I would like to know how can someone justify rigorously the following argument, which is often involved in the solutions of many physics problems: given $$v(t)$$, we know that $$v=\frac{dx}{dt}$$, so we integrate in the following way: $$\int_{x_0}^{x}dx=\int_{t_0}^{t}v(t)dt$$. My question is, why are we allowed to "shift" the extremes of integration when moving from $$dx$$ to $$dt$$? (obviously, I know that the upper x represents the position at time t, but I'm seeking for a mathematical proof)

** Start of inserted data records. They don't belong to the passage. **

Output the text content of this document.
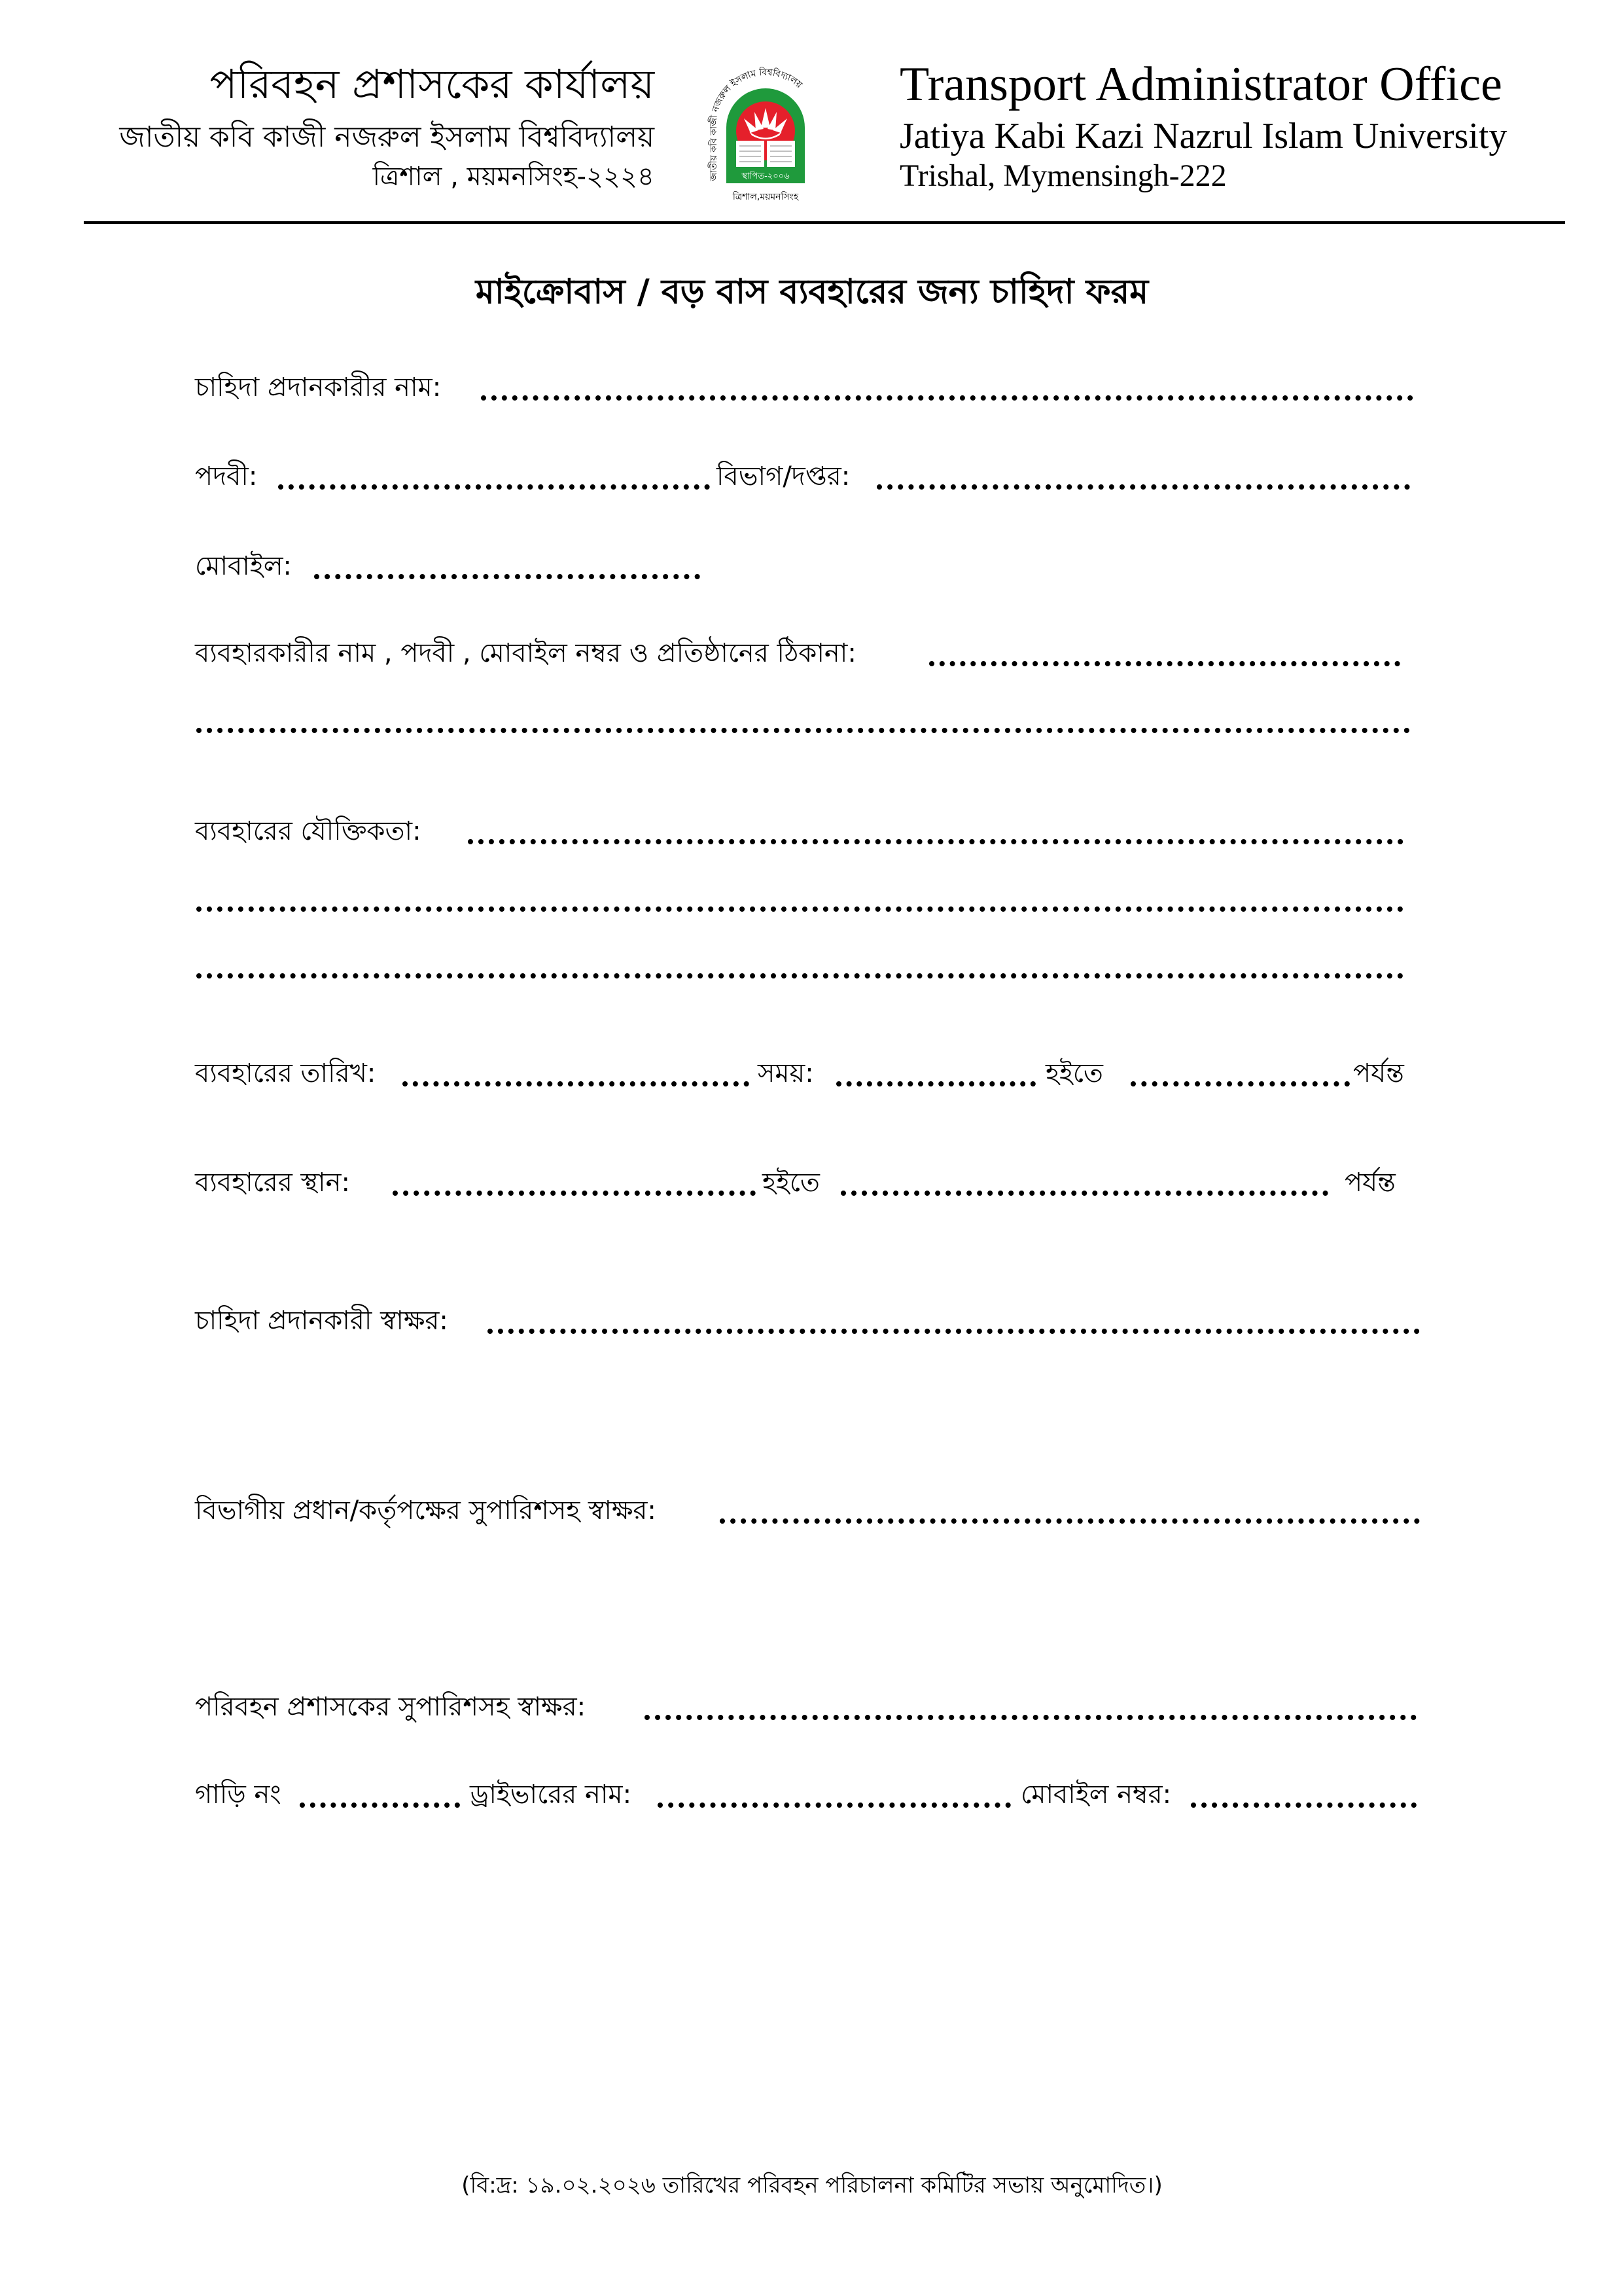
পরিবহন প্রশাসকের কার্যালয়
জাতীয় কবি কাজী নজরুল ইসলাম বিশ্ববিদ্যালয়
ত্রিশাল , ময়মনসিংহ-২২২৪	স্থাপিত-২০০৬
জাতীয় কবি কাজী নজরুল ইসলাম বিশ্ববিদ্যালয়
ত্রিশাল,ময়মনসিংহ
Transport Administrator Office
Jatiya Kabi Kazi Nazrul Islam University
Trishal, Mymensingh-222
মাইক্রোবাস / বড় বাস ব্যবহারের জন্য চাহিদা ফরম
চাহিদা প্রদানকারীর নাম:
পদবী:	বিভাগ/দপ্তর:
মোবাইল:
ব্যবহারকারীর নাম , পদবী , মোবাইল নম্বর ও প্রতিষ্ঠানের ঠিকানা:
ব্যবহারের যৌক্তিকতা:
ব্যবহারের তারিখ:	সময়:	হইতে	পর্যন্ত
ব্যবহারের স্থান:	হইতে	পর্যন্ত
চাহিদা প্রদানকারী স্বাক্ষর:
বিভাগীয় প্রধান/কর্তৃপক্ষের সুপারিশসহ স্বাক্ষর:
পরিবহন প্রশাসকের সুপারিশসহ স্বাক্ষর:
গাড়ি নং	ড্রাইভারের নাম:	মোবাইল নম্বর:
(বি:দ্র: ১৯.০২.২০২৬ তারিখের পরিবহন পরিচালনা কমিটির সভায় অনুমোদিত।)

• What are "the extremes of integration"? Commented Mar 19, 2022 at 19:51
• Ultimately it comes down to the fact that the two integrals are over different domains. The first is an integral over $x$, in the $x$ domain. The second is an integral over $t$, in the $t$ domain. Luckily, the two variables $x$ and $t$ are related - precisely by the position function itself $x = x(t)$. The fundamental theorem of calculus (the statement that these two integrals are equal) viewed in this way is essentially the change of variables theorem, as the transformation $t \to x$ is given by the position function, and the jacobian of the transform is precisely $dx/dt = v(t)$.
– Rob
Commented Mar 19, 2022 at 20:11

The statement that if $$v(t) = dx/dt$$, then $$\int_{t_0}^{t_1} v(t) \, dt = \int_{x_0}^{x_1} \, dx,$$ where $$x_0:= x(t_0)$$ and $$x_1 := x(t_1)$$, is precisely the Fundamental theorem of calculus, and a mathematical proof can be seen in the linked article. Note that in that article, $$x$$ is the variable and $$f$$ is the function, whereas for you, $$t$$ is the variable and $$x$$ is the function.

I would also point out that in your question, you use the expression $$\int_{t_0}^t v(t) \, dt.$$ I would avoid using the integration variable $$t$$ as the same symbol as one of the limits of integration. I know that it can be understood but it can sometimes lead to confusion when doing changes of variables. So I replaced the upper limits with $$t_1, x_1$$ as I wrote above.